Personal financial planning is an ongoing process. Financially speaking, 2021 was another good year for most of us even as the Covid-19 pandemic continues to affect all our lives. The stock markets set new all-time highs. Real estate prices around the country continue to increase. And interest rates remain near historic lows even though inflation has risen significantly in recent months.
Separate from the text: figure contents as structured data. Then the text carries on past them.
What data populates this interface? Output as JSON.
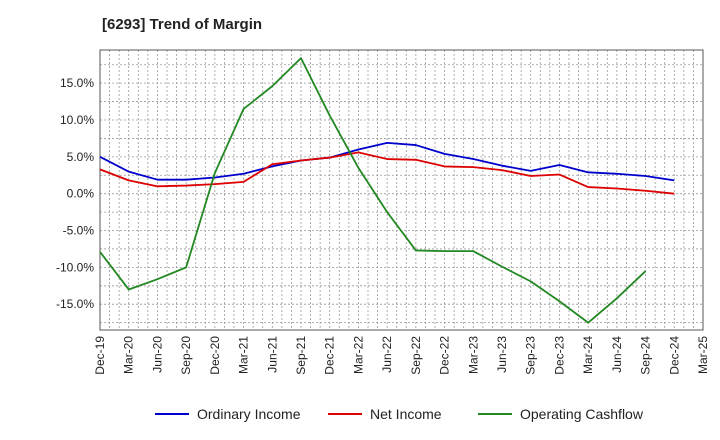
{
  "chart_data": {
    "type": "line",
    "title": "[6293]  Trend of Margin",
    "xlabel": "",
    "ylabel": "",
    "x": [
      "Dec-19",
      "Mar-20",
      "Jun-20",
      "Sep-20",
      "Dec-20",
      "Mar-21",
      "Jun-21",
      "Sep-21",
      "Dec-21",
      "Mar-22",
      "Jun-22",
      "Sep-22",
      "Dec-22",
      "Mar-23",
      "Jun-23",
      "Sep-23",
      "Dec-23",
      "Mar-24",
      "Jun-24",
      "Sep-24",
      "Dec-24",
      "Mar-25"
    ],
    "ylim": [
      -18.5,
      19.5
    ],
    "yticks": [
      15,
      10,
      5,
      0,
      -5,
      -10,
      -15
    ],
    "ytick_labels": [
      "15.0%",
      "10.0%",
      "5.0%",
      "0.0%",
      "-5.0%",
      "-10.0%",
      "-15.0%"
    ],
    "grid": true,
    "legend_position": "bottom",
    "series": [
      {
        "name": "Ordinary Income",
        "color": "#0000cc",
        "values": [
          5.0,
          3.0,
          1.9,
          1.9,
          2.2,
          2.7,
          3.7,
          4.5,
          4.9,
          6.0,
          6.9,
          6.6,
          5.4,
          4.7,
          3.8,
          3.1,
          3.9,
          2.9,
          2.7,
          2.4,
          1.8,
          null
        ]
      },
      {
        "name": "Net Income",
        "color": "#dd0000",
        "values": [
          3.3,
          1.8,
          1.0,
          1.1,
          1.3,
          1.6,
          4.0,
          4.5,
          4.9,
          5.6,
          4.7,
          4.6,
          3.7,
          3.6,
          3.2,
          2.4,
          2.6,
          0.9,
          0.7,
          0.4,
          0.0,
          null
        ]
      },
      {
        "name": "Operating Cashflow",
        "color": "#228822",
        "values": [
          -7.9,
          -13.0,
          -11.6,
          -10.0,
          2.8,
          11.5,
          14.6,
          18.4,
          10.6,
          3.5,
          -2.5,
          -7.7,
          -7.8,
          -7.8,
          -9.9,
          -11.9,
          -14.6,
          -17.5,
          -14.2,
          -10.5,
          null,
          null
        ]
      }
    ]
  }
}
Hello 2022. Who knows how financially friendly this year will be – especially with the Omicron variant now raging out of control and the threat of inflation adding an element of uncertainty to all of our financial lives. For that reason, here are ten prudent steps you can take to keep your personal finances moving on the right track:

  • REset your retirement savings:Most people find it easier to max out their retirement contributions by budgeting a set amount each month. Instruct your employer to withhold $1,708.33 per month for your 401(k) or 403(b) plan to ensure that you hit the “salary deferral” max of $20,500 for 2022. Are you self-employed? If so, you can put away up to $61,000 this year into a SEP, Keogh or Solo 401(k), which equals $5,083.33 per month. And if you’ll be 50 or older by December 31st, the maximum 2022 contribution jumps to $27,000 for 401(k) and 403(b) salary deferrals and $67,500 for Solo 401(k)’s. Please also reset your salary to $305k which is the maximum salary for retirement plan contributions for 2022.
  • REfinance your home mortgage: Mortgage interest rates remain near record lows. According to our go to mortgage guru Bob Cahill of Leader Bank, there are a variety of mortgage products currently available to people looking to purchase a new home or refinance an existing mortgage with extremely low rates.
  • REduce your personal debt: There is still easy access to plenty of debt for most people. Remember, leverage equals risk. Make 2022 a year to pay down some of your personal debt. Perhaps you might also delay the purchase of a new car, scale down your awesome vacation (hopefully we can take a great vacation this year), or settle for a 60-inch flat screen TV.
  • REvise your savings and debt reduction goals: Take a few minutes to set (and also write down) new savings goals including how much you’d like to put away towards your retirement, a child’s education, and/or the down payment on a home, and also to reset how much you plan to pay down your student loans, personal debt, and home mortgage by the end of the year. (Please watch Alex Oliver’s recorded webinar on Game of Loans: Income Based Repayment Versus Refinancing.)
  • REbalance your investment portfolio:Warren Buffet said it best by stating, “A simple rule dictates my buying: Be fearful when others are greedy, and be greedy when others are fearful.” During 2021, the stock market once again hit another all-time high. By rebalancing your portfolio to its original or updated asset allocation, you lock in gains from the sectors that performed the best and move money into sectors that underperformed and soon enough might be poised to catch up.
  • REdiscover fixed income investments:Earn a guaranteed and risk-free 7.12% interest rate through April 2022 while also making your portfolio a little more conservative by purchasing I-Bonds, a special type of inflation protected treasury bond issued by the US government.
  • REvisit your life and disability insurance needs: As you move through your career and your life, your life and disability needs change. Give some thought to how much of these insurances you need versus how much you currently get through your employer’s benefit package and how much coverage you’ve already purchased for your personal policies.
  • REview your overall health insurance costs: Consider switching to a qualified high deductible health insurance plan that allows you to contribute to a Health Savings Account (HSA). HSAs provide for tax-deductible contributions AND tax-free withdrawals. The maximum contribution for 2022 is $3,650 for individuals and $7,300 for people with family plans. Anyone 55 or older can add an additional $1k. Many people with HSAs choose to let the money contributed into their account grow tax-deferred, and instead pay for their family’s healthcare costs out of their household checking account. (Please watch Alex Oliver’s 2/21/20 webinar on Health Savings Accounts.)
  • REsolve errors on your credit report:Each year, you’re entitled to three free credit reports, so there’s no excuse to not look at this important financial report annually, especially since errors are not uncommon. Order your free report at

Hopefully 2022 will be a better year for everyone than these past two years we’ve endured while dealing with the COVID pandemic. And hopefully 2022 will be another strong year for our personal finances.